Private Music brought Sex to American listeners in 1996, marking the Necks' initial North American release, though it produced limited impact there. European audiences responded more readily, prompting the group to begin yearly tours on that continent. Both Piano Bass Drums and the soundtrack to Rowan Woods' film The Boys earned Australian award nominations in 1998. The more propulsive, near-space-rock energy of 1999's Hanging Gardens expanded their reach, leading to a debut American tour in late 2001; that same year the British avant-garde label ReR Megacorp took over its distribution. A second North American tour in 2002 accompanied the release of Aether, regarded as the group's studio pinnacle. Drive By appeared in 2003 and received the ARIA Music Awards Best Jazz Album honor in 2004.

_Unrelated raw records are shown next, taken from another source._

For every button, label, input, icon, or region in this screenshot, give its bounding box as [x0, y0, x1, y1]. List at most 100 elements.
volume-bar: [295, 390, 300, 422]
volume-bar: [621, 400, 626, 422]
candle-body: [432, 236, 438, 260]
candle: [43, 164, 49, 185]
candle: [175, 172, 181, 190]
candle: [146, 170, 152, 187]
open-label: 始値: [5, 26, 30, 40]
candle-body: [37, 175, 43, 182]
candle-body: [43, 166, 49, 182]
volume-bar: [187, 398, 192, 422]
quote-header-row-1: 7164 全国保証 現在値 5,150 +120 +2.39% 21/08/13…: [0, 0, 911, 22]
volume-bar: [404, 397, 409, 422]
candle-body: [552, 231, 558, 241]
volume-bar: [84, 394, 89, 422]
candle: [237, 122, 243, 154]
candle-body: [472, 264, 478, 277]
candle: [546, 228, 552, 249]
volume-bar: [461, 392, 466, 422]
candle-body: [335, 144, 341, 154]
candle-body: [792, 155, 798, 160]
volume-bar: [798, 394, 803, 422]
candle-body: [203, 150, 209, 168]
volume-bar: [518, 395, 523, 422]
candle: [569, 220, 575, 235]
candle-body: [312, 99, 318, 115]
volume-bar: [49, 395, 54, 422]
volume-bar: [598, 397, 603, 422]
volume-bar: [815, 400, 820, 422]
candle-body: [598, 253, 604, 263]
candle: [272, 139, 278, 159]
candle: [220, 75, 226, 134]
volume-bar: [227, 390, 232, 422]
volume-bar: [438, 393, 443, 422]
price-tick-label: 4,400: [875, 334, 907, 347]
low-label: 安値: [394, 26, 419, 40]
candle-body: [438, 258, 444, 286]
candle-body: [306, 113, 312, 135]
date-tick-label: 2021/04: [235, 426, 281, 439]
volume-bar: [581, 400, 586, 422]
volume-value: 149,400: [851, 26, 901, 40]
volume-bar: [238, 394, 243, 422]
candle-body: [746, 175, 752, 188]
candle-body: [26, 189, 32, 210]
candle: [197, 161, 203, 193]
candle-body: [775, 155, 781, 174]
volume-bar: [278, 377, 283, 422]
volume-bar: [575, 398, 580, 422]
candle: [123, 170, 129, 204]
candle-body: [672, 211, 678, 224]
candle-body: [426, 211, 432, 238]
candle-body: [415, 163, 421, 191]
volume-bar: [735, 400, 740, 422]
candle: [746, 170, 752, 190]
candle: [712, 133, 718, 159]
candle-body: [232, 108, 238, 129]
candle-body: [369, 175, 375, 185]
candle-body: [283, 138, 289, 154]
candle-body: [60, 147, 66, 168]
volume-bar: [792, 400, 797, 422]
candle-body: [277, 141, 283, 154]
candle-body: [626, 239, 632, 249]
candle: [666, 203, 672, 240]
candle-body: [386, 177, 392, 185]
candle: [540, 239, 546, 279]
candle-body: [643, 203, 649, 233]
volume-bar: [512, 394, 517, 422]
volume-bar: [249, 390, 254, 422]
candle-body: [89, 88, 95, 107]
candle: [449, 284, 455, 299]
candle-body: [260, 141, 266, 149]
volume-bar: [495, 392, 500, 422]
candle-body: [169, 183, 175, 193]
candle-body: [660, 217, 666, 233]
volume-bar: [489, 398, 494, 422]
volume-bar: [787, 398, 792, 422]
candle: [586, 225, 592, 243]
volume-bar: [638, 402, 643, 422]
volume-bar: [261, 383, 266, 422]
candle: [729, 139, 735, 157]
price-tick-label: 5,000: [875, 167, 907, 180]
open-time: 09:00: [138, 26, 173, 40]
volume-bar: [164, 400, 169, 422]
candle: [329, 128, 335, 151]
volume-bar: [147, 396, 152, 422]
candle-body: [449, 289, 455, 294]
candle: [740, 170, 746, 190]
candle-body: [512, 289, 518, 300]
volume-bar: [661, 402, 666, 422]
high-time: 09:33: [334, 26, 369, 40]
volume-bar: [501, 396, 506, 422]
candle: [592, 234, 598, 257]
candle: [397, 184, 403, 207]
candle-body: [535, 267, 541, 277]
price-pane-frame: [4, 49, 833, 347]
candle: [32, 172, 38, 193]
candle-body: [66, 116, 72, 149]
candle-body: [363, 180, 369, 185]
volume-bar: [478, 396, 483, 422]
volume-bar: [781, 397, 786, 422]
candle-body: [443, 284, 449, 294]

Later releases—Mosquito/See Through (2004), Chemist (2006), Silverwater (2009), and Mindset (2011)—continued to attract recognition for delivering inventive variations on the trio's core riff-based method. Open arrived in 2013, and its 2015 successor Vertigo both revived the extended single-track format of earlier recordings. The double album Unfold, issued in 2017 on Stephen O'Malley's Ideologic Organ label, presented four non-sequential tracks, each functioning as an independent suite. During summer 2018 the group released BODY on Family Vineyard, again employing one long improvised piece. Following tours across Europe, Australia, New Zealand, and portions of North America, the Necks delivered Three in 2018, a set of three contrasting tracks that examined different aspects of their sonic language; the album's range of timbres and forms provides an overview of the immersive world the trio has developed through recordings and performances since the 1990s. Five years later, after three years partly disrupted by the COVID-19 pandemic in Australia, the band returned with Travel in 2023. Their nineteenth studio album (twenty-first overall), it captured the practice of beginning each studio day with a twenty-minute improvisation; spread across four LP sides, the resulting music ranks among their most ecstatic and engaging work to date.

In an uncommon move, the Necks issued Bleed the next year, a solitary forty-two-minute piece that conveyed the quiet beauty of decay and spatial resonance as a singular entry in their discography.